Ruairí Kinsella and Ronan Ryan apply pressure on Galway’s Seán Kelly during Meath’s All-Ireland SFC quarter-final at Croke Park on Sunday. Photo: David Mullen / www.cyberimages.net

Belief is the key for Kinsella as Meath turn fortunes around

To the outside world Ruairi Kinsella is a new kid on the block. An unknown who has sprung from no where to be one of the stars of the Meath show during this glorious summer run.

Everyone who knows their football in the Royal county is well aware of Kinsella's abilities.

Man of the match in Dunshaughlin's Keegan Cup final win over Wolfe Tones last October, Kinsella is a key figure for his club and his progress with the county team is no real surprise.

Since making his championship debut for Meath against Dublin last year Kinsella had scored 1-17 in his nine appearances before Sunday.

This year in particular he has become a two-point king for the Royals and such is his stature in the game he was one of the key men highlighted by Galway for special attention at Croke Park last Sunday.

Despite being well marshalled Kinsella still chipped in with a wonderful point and produced a hard-working, no-nonsense display that kept Meath in touch when things threatened to run away from them.

Even when things started to go awry for Meath in that five minute spell late in the game when they shipped 2-3 Kinsella never had any doubt about the character of the side.

"It was unreal out there, great atmosphere. We love to make it difficult on ourselves, but we knew we had the legs. We knew the work was done.
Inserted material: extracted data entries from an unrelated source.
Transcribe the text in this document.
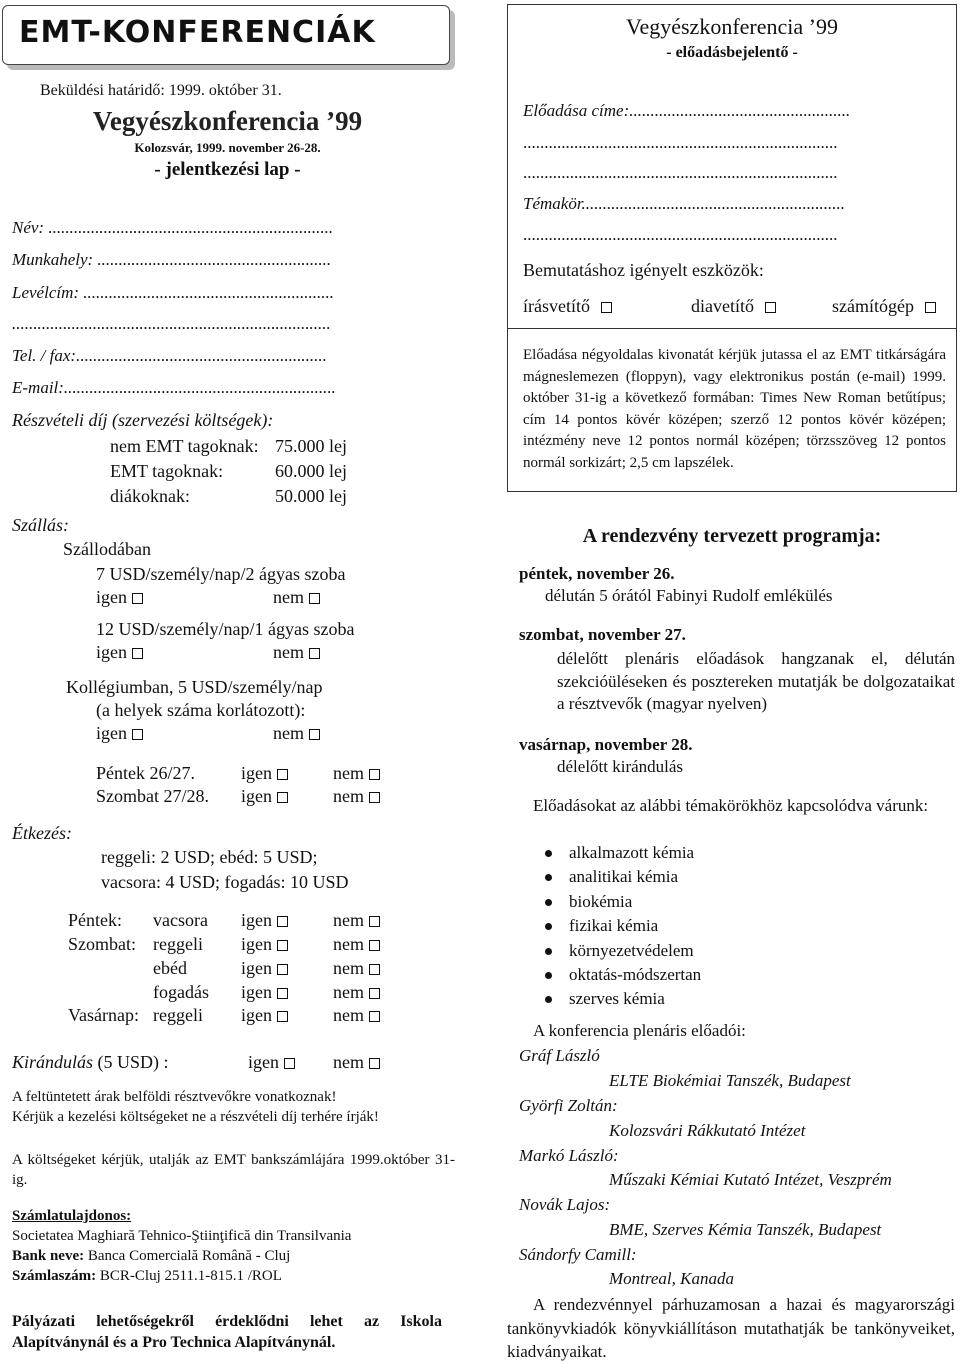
EMT-KONFERENCIÁK
Beküldési határidő: 1999. október 31.
Vegyészkonferencia ’99
Kolozsvár, 1999. november 26-28.
- jelentkezési lap -
Név: ...................................................................
Munkahely: .......................................................
Levélcím: ...........................................................
...........................................................................
Tel. / fax:...........................................................
E-mail:................................................................
Részvételi díj (szervezési költségek):
nem EMT tagoknak: 75.000 lej
EMT tagoknak:	60.000 lej
diákoknak:	50.000 lej
Szállás:
Szállodában
7 USD/személy/nap/2 ágyas szoba
igen	nem
12 USD/személy/nap/1 ágyas szoba
igen	nem
Kollégiumban, 5 USD/személy/nap
(a helyek száma korlátozott):
igen	nem
Péntek 26/27.	igen	nem
Szombat 27/28. igen	nem
Étkezés:
reggeli: 2 USD; ebéd: 5 USD;
vacsora: 4 USD; fogadás: 10 USD
Péntek: vacsora igen	nem
Szombat: reggeli igen	nem
ebéd	igen	nem
fogadás igen	nem
Vasárnap: reggeli igen	nem
Kirándulás (5 USD) :	igen	nem
A feltüntetett árak belföldi résztvevőkre vonatkoznak!
Kérjük a kezelési költségeket ne a részvételi díj terhére írják!
A költségeket kérjük, utalják az EMT bankszámlájára 1999.október 31-ig.
Számlatulajdonos:
Societatea Maghiară Tehnico-Ştiinţifică din Transilvania
Bank neve: Banca Comercială Română - Cluj
Számlaszám: BCR-Cluj 2511.1-815.1 /ROL
Pályázati lehetőségekről érdeklődni lehet az Iskola Alapítványnál és a Pro Technica Alapítványnál.
Vegyészkonferencia ’99
- előadásbejelentő -
Előadása címe:....................................................
..........................................................................
..........................................................................
Témakör..............................................................
..........................................................................
Bemutatáshoz igényelt eszközök:
írásvetítő	diavetítő	számítógép
Előadása négyoldalas kivonatát kérjük jutassa el az EMT titkárságára mágneslemezen (floppyn), vagy elektronikus postán (e-mail) 1999. október 31-ig a következő formában: Times New Roman betűtípus; cím 14 pontos kövér középen; szerző 12 pontos kövér középen; intézmény neve 12 pontos normál középen; törzsszöveg 12 pontos normál sorkizárt; 2,5 cm lapszélek.
A rendezvény tervezett programja:
péntek, november 26.
délután 5 órától Fabinyi Rudolf emlékülés
szombat, november 27.
délelőtt plenáris előadások hangzanak el, délután szekcióüléseken és posztereken mutatják be dolgozataikat a résztvevők (magyar nyelven)
vasárnap, november 28.
délelőtt kirándulás
Előadásokat az alábbi témakörökhöz kapcsolódva várunk:
alkalmazott kémia
analitikai kémia
biokémia
fizikai kémia
környezetvédelem
oktatás-módszertan
szerves kémia
A konferencia plenáris előadói:
Gráf László
ELTE Biokémiai Tanszék, Budapest
Györfi Zoltán:
Kolozsvári Rákkutató Intézet
Markó László:
Műszaki Kémiai Kutató Intézet, Veszprém
Novák Lajos:
BME, Szerves Kémia Tanszék, Budapest
Sándorfy Camill:
Montreal, Kanada
A rendezvénnyel párhuzamosan a hazai és magyarországi tankönyvkiadók könyvkiállításon mutathatják be tankönyveiket, kiadványaikat.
The buzz was unbelievable," insisted the Dunshaughlin man.

"When Galway scored that second goal to go three up, I'd say 90% of the country wrote us off there and then.

"However, it shows the character in the team, the belief we have, how hard we've worked all year. We just stayed calm, looked after the ball, and we went again, next ball, next ball, next ball and we came out the right side.

"You can't hear a thing out there. When the Galway goal go goes in, you can't hear a single thing, so it's all about watching for instructions off other players, trying your best to get into the best positions, and that's just exactly what we did, we stayed calm on the ball, we didn't force anything, we didn't take any silly shots, we just stayed calm."

While those on the outside looking in were losing their heads, the Meath players were keeping theirs and put full trust in their own abilities.

One of those players who took control of the situation was Jordan Morris and while the Kingscourt Stars player did endure a few frustrating moments in the opening half Kinsella insisted that the whole team has faith in their lucky number 13 to produce the magic when needed.

"Even at half-time there, I spoke to Jordan and was like, ‘keep on trying it, keep on trying it,’ because we knew what he has, and we knew it would come good eventually, and he showed it in the second half there, just unreal. He can't be stopped when he's in form like that."

So what has changed for Kinsella and this Meath team?

No one expected such a bounce in year one of a new manager, but Kinsella thinks the belief that Robbie Brennan and his backroom team have instilled in the players has been key to the turnaround in fortunes that saw Meath lose every game in last year's All-Ireland series to now standing just 70 minutes away from an All-Ireland final.

"I think the main difference is belief. The boys who've come in have just instilled that belief into us,” insisted Kinsella.

"I feel like over the years we've had the quality, we've had the players, but the belief just wasn't there.

"I think we didn't have the confidence to think, ‘oh, yeah, we can beat these,’ whereas this year it's a completely different story, we've gone into every game thinking, ‘yeah, why can't we win this game?’

"We've shown that so far in the Championship this year and hopefully we keep that going," concluded Kinsella who must be a certainty for an All-star nomination.